Arthur: On options, there’s an interesting trend—zero-day options are extremely popular. Strangely, the CBOE (Chicago Board Options Exchange) resisted launching zero-day options for years because they couldn’t implement real-time margining. When you sell zero-day options, you’re exposed to virtually unlimited upside risk. Despite broker demands—because these products are highly profitable for retail—the CBOE held off. Imagine if they launched Bitcoin or Ethereum zero-day options and Bitcoin surged 50% in a day. All market makers would face intraday margin calls, and the CBOE would be completely unprepared. That could trigger a market collapse.
Raoul: These aren’t predictions—just clarity. These are potential risk points we see, not claims that any specific company will fail. At the end of every cycle, someone blows up—we just don’t know who. If you leveraged a 70% volatility asset, you will blow up—it’s guaranteed.
What Undiscovered Investment Opportunities Exist? Which Projects Are Promising?

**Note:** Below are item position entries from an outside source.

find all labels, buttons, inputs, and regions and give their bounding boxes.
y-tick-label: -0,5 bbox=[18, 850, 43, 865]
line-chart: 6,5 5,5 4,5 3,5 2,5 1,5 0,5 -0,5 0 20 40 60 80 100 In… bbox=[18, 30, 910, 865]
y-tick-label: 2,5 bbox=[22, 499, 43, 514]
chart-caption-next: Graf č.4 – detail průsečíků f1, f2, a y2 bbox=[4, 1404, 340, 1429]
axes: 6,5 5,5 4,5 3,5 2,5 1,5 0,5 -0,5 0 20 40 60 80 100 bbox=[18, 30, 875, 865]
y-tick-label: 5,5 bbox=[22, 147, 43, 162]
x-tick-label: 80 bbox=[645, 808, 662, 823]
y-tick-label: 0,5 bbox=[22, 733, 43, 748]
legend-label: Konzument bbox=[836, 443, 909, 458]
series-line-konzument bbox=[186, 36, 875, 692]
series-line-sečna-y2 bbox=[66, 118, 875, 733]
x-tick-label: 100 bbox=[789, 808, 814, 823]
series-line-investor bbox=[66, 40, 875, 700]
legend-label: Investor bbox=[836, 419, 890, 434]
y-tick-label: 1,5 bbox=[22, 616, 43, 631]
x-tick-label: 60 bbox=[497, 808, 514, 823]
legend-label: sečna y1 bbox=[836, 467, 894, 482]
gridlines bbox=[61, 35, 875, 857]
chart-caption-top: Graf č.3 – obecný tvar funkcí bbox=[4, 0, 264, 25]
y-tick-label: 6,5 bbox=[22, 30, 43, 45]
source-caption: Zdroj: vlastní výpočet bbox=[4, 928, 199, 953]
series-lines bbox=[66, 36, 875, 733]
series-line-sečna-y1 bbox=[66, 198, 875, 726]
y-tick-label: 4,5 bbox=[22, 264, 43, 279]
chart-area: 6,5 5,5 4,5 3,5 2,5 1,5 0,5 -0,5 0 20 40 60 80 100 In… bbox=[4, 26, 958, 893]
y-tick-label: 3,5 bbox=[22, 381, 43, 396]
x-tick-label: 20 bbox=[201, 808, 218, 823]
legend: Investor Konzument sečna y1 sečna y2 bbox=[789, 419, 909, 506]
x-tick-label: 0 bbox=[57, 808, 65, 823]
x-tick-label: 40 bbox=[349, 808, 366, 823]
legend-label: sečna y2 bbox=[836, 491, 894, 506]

Raoul: I try to do nothing. One thing I watch closely is the Bitcoin-to-Ethereum exchange rate. If it starts rising, it may signal the start of an altseason. So my focus is the “Banana Zone,” where you make the big gains. Even if you do nothing, you don’t want to lose your tokens during this phase.
Arthur: I believe Aptos could become the second-largest Layer 1 and surpass Solana within this cycle. This prediction spans 1–3 years—I’ll share more details in September this year.
Raoul: I have a different view—I work with the Sui Foundation, and I believe the Move protocol is a major narrative. We can discuss this further. I’m also very interested in upcoming primary Layer 1 projects because trading them during the “Banana Zone” is highly profitable. In past cycles, such trades generated massive returns—and this time will be no different. Most of these tokens have already rebounded from lows. They launched at suboptimal times in the previous cycle, but current market conditions favor some of them. I’m not sure exactly which ones, but consider projects like Celestia, Monad, and others.